Teil II: Die protestantischen „Ruhrmasuren“ und ihre muttersprachliche Religionsausübung

(Fortsetzung)

Dr. Uwe Gerrens
von Dr. Uwe Gerrens

Die in Ostpreußen beheimateten Masuren waren nicht nur protestantisch, mehrheitlich verstanden sie sich auch als Preußen. Dem Einwand, viele von ihnen sprächen gar kein deutsch, begegneten sie mit dem Hinweis, dass auch die „Prußen“ oder „Pruzzen“ einen im siebzehnten Jahrhundert ausgestorbenen Dialekt gesprochen hätten. Provozierend nannten sich manche „Staroprusaki“, Altpreußen oder „Urpreußen“. Die erste, nur wöchentlich erscheinende ruhrmasurische Zeitung, 1892 in Bochum polnischsprachig in Fraktur gesetzt, erschien unter dem zweisprachigen Titel: „Przyjaciel Ewangeliczny, Gazeta polska dla ludustaropruskiego w Westfalii i na Mazurach/ Der evangelische Freund: Polnische Zeitung für das altpreußische Volk in Westfalen und Masuren.“

Masuren hatte (ähnlich wie andere durch Pietismus und Erweckungsbewegung geprägte Landstriche) eine religiöse Doppelstruktur ausgebildet. Neben der ostpreußischen Landeskirche, in der meist deutsch gesprochen wurde, gab es landeskirchliche Gemeinschaften, Laienbewegungen, deren Prediger sehr viel öfter auch Masurisch oder Litauisch sprachen. 1885 gründete Christoph Kukat den Ostpreußischen Evangelischen Gebetsverein, der nach Außen hin vor allem dadurch auffiel, dass man im Knien betete (was im Rheinland und in Westfalen als katholisch galt), Alkohol, Zigaretten, Tanz und dergleichen als verwerfliche Laster ablehnte und einander mit dem heiligen Kuss grüßte. Je nach Größe traf man sich in Privathäusern oder erwarb eigene Gemeinschaftsräume bzw. -gebäude, in denen man sich zum gemeinsamen Gebet traf, vom Grundsatz her ergänzend zu den landeskirchlichen Sonntagsgottesdiensten, nicht gleichzeitig als Konkurrenz. Bei der Anwerbung in die rheinischen und westfälischen Industriegebiete brachte die Gemeinschaftsbewegung ihre Laienprediger als Arbeiter mit. Zunächst traf man sich auch hier in Privatwohnungen, später erwarb man auch eigene Gebetsräume oder -häuser.

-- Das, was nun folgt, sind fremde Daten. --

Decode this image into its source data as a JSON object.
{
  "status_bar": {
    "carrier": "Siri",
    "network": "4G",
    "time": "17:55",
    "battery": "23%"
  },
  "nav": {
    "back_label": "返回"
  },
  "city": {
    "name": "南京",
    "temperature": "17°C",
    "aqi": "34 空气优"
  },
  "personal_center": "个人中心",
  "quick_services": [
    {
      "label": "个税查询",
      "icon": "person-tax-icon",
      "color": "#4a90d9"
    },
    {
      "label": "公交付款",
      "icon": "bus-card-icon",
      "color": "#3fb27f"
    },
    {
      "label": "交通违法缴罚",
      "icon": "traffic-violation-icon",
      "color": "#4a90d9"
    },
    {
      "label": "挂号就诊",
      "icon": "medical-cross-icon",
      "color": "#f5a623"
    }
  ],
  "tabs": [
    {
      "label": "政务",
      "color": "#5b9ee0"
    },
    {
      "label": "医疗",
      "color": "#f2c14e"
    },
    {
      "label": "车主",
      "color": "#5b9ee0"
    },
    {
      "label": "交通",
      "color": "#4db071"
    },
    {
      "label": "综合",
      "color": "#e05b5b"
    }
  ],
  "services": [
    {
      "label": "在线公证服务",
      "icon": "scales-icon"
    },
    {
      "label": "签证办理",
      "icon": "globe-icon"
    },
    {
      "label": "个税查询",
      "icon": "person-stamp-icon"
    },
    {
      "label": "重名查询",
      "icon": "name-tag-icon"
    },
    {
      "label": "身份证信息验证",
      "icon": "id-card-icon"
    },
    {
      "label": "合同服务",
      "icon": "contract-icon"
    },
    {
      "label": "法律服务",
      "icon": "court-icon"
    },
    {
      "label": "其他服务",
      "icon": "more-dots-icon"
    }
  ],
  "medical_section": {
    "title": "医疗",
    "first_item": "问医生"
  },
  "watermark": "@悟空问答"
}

Quelle: Masurisches Gebetshaus 1908, Erbaut durch den evangelisch-lutherischen Gebetsverein „’Gott mit uns’ GmbH Herne“, Foto: Gerd Biedermann,
Lizenz: CC BY-SA 3.0 DE

Manches Mal hatte die Landeskirche bei den „Ruhrmasuren“ das Nachsehen. In einem Brief des Konsistoriums Westfalen an den Evangelischen Oberkirchenrat in Berlin vom 9. April 1897 heißt es:

„Die Masuren sind der deutschen Predigt und Seelsorge wenig zugänglich, nicht bloß weil sie die deutsche Sprache und namentlich die religiöse Sprache nur sehr wenig verstehen, sondern noch viel mehr, weil sie aus ihrer Heimath an kultische Formen gewöhnt sind, z. B. an Knieen, respondierendes Singen, Kreuzschlagen.“ Mehr noch: „Ein Gebet im Stehen gilt ihnen überhaupt nicht als ein rechtes Beten, sie fordern stets das Knieen; Rauchen ist ihnen eine Sünde, den Buß- und Bettag achten sie nicht, weil er ein nur vom König eingesetzter Feiertag sei; dagegen halten sie streng darauf, daß sie Weihnachten, Ostern und Pfingsten auch einen 3. Festtag, entsprechend der Dreieinigkeit Gottes feiern […]. Sie sind entschiedene Lutheraner.“

Die masurischen Gebetsvereine protestierten gegen die „offenbare Unwahrheit“: Selbstverständlich achteten sie die von Gott eingesetzte Obrigkeit und hielten an Buß- und Bettagen auch eigene Gottesdienste ab.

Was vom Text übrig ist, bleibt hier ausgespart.